Nozuko Nkonzo said the mortuary refused to release Odwa Nkonzo’s body, saying the family should bring someone who matched his DNA 96% while she matched it 94%.

Nozuko said she grew up with Odwa and they had the same mother, who has passed on. She’s been locked in a dispute with the mortuary, which meant family and friends were unable to bury Odwa.

Police spokesperson Sergeant Noloyiso Rwexana said a death inquest would be held after a burnt body was found at Polar Park, Gugulethu on October 28.

She said no one has been arrested and the investigation was ongoing.

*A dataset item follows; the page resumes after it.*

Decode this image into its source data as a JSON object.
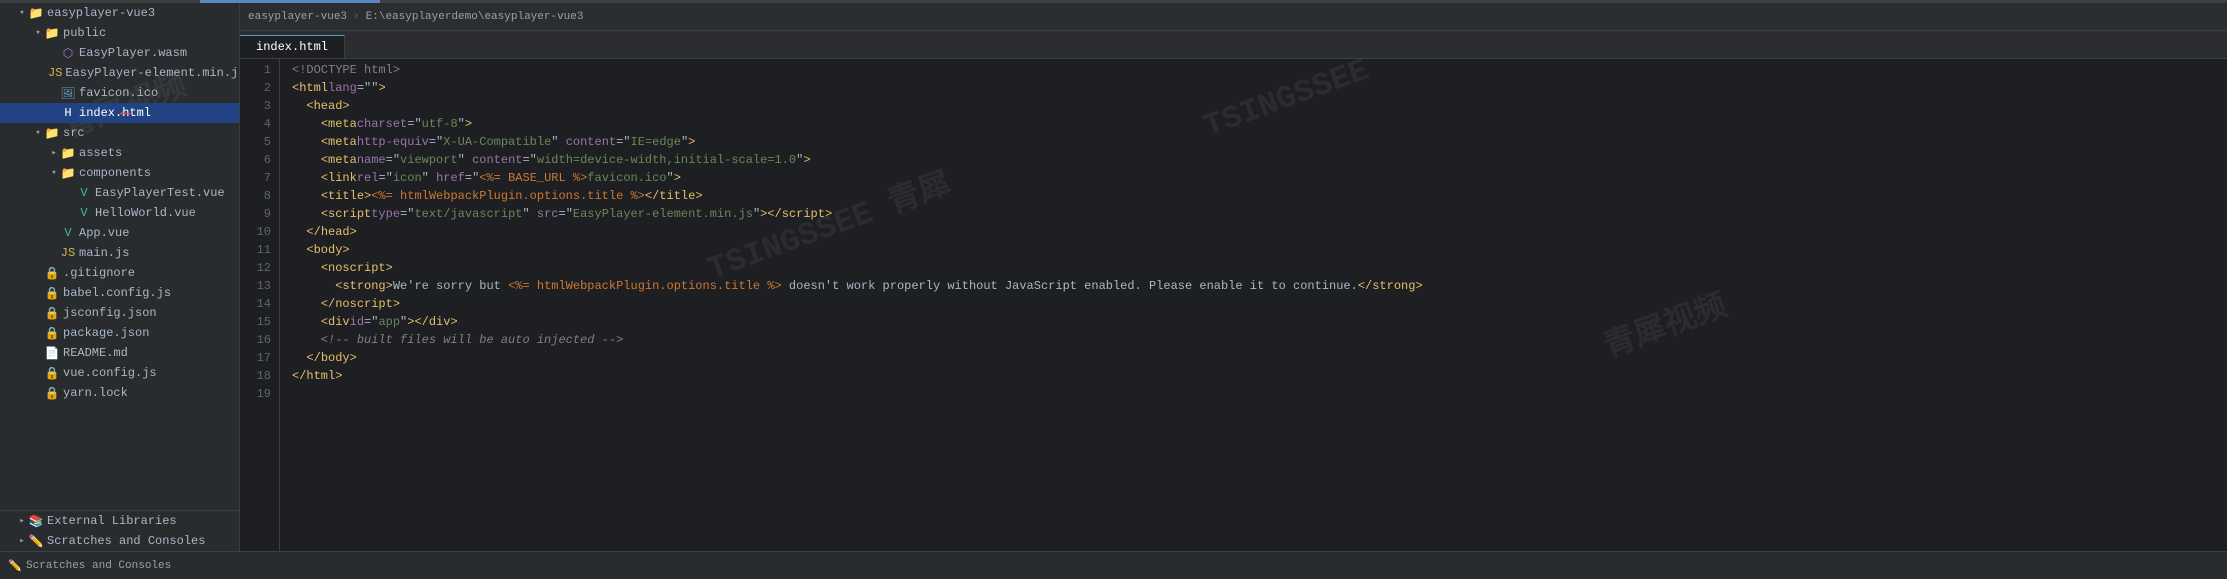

A heartbroken Nozuko said despite producing all the required documentation and identifying her brother’s body, she was refused access to his remains as her DNA test was rejected.

She said her brother was missing for weeks before his body was found, allegedly with his upper body burnt.

“All we want is to bury my brother in peace,” she said.

Emergency Medical and Forensic Pathology Services spokesperson Deanna Bessick said there was no problem with releasing his body.

“The appointed investigating officer should contact John Retief, who is the chief forensic pathology officer and is in charge of all operations in the dissection area as well as identification of deceased, to make an appointment to do the positive identification,” she said.

Bessick said the identification of the deceased was a legal process in the investigation of the case and positive identification was a requirement before they could hand over the body. She said the identification needed to be arranged by police.

“We have multiple cases of a similar nature, given that approximately 40% of South Africans do not have proof of identification. In cases like this, the release is dependent on available proof of identification and the detective handles this," she said.